2. The system, for shadowing of state of X, of a vehicle’s energy storage system with limited onboard energy, under real-time dynamic load conditions, as claimed in claim 1, wherein:
said at least one voltage sensing member (210) being connected in parallel to the cells that are connected in series within a module;
said at least one current sensing member (220) being connected in series with the modules within a parallelly-connected packs; and
said at least one temperature sensing member (230) being connected on the surface of the cells within a module.
3. The system, for shadowing of state of X, of a vehicle’s energy storage system with limited onboard energy, under real-time dynamic load conditions, as claimed in claim 1, wherein:
said at least one parameter surveilled, by said at least one ESS surveilling member (200), includes: terminal voltage of each battery module; voltage of each pack; voltage of cells, connected in series, in said each battery module; voltage of said energy storage system (100); current across said each battery module; current across said energy storage system (100); temperature of said each battery module; temperature of said each pack; and temperature of said energy storage system (100).

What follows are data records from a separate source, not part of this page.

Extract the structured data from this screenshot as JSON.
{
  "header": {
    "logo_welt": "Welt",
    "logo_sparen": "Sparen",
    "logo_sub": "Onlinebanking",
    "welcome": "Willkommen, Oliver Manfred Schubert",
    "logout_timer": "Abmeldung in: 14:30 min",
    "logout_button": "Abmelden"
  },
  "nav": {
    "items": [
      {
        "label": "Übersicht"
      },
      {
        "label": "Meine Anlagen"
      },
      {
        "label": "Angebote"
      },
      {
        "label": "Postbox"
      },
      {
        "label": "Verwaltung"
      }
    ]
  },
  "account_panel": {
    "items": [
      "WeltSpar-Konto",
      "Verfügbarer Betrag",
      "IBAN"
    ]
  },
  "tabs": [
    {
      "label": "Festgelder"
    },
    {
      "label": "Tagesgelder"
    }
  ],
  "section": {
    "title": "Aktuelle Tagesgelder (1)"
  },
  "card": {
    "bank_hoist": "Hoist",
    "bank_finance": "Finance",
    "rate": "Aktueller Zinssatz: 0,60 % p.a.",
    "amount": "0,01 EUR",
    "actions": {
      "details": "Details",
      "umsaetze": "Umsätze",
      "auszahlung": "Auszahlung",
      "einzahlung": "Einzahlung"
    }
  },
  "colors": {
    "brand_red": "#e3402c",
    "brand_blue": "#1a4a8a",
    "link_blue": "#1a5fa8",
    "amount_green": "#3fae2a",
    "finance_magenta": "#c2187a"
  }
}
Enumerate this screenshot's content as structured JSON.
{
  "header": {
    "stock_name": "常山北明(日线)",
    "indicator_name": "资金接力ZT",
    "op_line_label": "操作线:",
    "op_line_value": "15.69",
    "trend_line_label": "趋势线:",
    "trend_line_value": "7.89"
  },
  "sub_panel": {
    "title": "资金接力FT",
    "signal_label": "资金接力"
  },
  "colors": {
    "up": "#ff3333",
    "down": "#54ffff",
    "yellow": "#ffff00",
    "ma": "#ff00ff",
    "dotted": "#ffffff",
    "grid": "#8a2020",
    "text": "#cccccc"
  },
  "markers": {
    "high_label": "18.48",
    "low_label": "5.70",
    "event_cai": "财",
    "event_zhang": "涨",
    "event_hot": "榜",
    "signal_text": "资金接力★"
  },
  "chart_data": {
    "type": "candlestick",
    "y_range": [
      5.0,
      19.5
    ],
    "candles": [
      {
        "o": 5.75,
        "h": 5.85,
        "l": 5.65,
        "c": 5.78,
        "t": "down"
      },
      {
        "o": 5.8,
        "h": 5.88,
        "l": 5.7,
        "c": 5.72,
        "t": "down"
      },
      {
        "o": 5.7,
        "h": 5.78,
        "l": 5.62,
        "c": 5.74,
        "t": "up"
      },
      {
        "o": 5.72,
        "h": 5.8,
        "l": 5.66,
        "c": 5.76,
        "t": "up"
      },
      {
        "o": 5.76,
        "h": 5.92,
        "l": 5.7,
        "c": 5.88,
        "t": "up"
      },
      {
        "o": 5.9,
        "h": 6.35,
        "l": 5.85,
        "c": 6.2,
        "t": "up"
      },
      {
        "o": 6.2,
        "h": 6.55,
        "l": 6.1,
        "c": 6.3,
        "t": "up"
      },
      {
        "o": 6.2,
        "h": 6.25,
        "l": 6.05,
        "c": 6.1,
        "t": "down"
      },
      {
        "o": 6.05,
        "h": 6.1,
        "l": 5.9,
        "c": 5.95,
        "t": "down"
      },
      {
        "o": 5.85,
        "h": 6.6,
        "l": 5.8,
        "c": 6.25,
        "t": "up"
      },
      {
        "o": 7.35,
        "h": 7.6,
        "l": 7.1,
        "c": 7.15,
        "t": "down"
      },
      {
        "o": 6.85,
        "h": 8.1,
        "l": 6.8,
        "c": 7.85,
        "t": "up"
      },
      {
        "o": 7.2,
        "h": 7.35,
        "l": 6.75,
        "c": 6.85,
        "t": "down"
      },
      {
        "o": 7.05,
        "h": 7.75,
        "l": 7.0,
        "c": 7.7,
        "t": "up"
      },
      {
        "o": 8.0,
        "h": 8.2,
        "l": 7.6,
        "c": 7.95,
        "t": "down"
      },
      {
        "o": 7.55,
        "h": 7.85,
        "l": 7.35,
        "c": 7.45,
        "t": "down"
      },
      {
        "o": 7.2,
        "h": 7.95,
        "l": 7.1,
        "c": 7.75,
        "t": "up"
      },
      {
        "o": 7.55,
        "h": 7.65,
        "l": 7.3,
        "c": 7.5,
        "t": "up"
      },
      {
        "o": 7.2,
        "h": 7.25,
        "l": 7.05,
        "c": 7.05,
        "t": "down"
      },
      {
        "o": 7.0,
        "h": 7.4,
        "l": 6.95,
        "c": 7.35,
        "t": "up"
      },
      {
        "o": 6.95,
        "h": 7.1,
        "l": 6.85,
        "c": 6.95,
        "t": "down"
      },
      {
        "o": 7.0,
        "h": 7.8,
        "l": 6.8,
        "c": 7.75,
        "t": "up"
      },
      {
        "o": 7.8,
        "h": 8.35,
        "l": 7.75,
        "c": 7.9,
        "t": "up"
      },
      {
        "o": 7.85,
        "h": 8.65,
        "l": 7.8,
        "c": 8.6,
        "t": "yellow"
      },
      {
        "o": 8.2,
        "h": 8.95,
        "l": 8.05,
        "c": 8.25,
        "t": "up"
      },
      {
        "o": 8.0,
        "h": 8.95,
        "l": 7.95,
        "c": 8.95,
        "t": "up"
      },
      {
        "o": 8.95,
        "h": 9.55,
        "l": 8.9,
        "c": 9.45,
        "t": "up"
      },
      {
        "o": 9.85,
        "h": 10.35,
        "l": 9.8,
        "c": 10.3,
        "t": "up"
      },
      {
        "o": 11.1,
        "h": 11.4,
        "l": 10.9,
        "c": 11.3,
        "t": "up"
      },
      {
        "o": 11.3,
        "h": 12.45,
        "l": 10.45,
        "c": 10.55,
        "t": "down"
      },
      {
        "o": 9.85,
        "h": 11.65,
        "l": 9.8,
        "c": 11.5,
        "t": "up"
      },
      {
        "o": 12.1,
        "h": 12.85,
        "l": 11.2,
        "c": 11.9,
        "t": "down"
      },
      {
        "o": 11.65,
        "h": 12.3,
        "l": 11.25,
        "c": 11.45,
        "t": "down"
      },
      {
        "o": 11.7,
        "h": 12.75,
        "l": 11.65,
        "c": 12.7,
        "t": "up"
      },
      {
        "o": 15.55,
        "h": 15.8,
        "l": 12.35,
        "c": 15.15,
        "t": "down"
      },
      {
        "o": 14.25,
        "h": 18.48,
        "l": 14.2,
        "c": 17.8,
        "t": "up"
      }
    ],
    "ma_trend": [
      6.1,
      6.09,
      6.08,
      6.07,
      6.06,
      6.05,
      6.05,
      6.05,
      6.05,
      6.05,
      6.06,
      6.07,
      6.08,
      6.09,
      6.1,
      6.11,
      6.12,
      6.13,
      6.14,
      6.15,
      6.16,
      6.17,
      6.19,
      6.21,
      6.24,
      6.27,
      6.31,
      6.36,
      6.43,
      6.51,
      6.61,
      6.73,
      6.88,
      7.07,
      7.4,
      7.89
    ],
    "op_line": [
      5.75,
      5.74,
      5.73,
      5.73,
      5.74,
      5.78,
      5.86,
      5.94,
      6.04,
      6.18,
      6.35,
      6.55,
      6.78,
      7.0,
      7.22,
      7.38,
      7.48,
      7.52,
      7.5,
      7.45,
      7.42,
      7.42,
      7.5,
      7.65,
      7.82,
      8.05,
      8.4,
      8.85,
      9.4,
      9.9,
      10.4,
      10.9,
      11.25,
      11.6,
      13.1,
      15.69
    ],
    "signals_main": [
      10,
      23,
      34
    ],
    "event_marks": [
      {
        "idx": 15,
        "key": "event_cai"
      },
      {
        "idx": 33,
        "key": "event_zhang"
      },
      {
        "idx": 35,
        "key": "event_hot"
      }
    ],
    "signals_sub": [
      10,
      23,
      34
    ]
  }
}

4. The system, for shadowing of state of X, of a vehicle’s energy storage system with limited onboard energy, under real-time dynamic load conditions, as claimed in claim 1, wherein:
said energy storage system’s model parameters include: internal ohmic resistance (R0); electrochemical polarisation resistance and capacitance (R1 and R2); and electrochemical diffusion resistance and capacitance (C1 and C2).
5. The system, for shadowing of state of X, of a vehicle’s energy storage system with limited onboard energy, under real-time dynamic load conditions, as claimed in claim 1 or claim 3, wherein: said energy storage system’s model parameters are envisaged, with a second-order Resistance and Capacitance equivalent ESS model (111A).
6. The system, for shadowing of state of X, of a vehicle’s energy storage system with limited onboard energy, under real-time dynamic load conditions, as claimed in claim 1, claim 3, or claim 4, wherein: said energy storage system’s model parameters are envisaged, with adaptive filter techniques.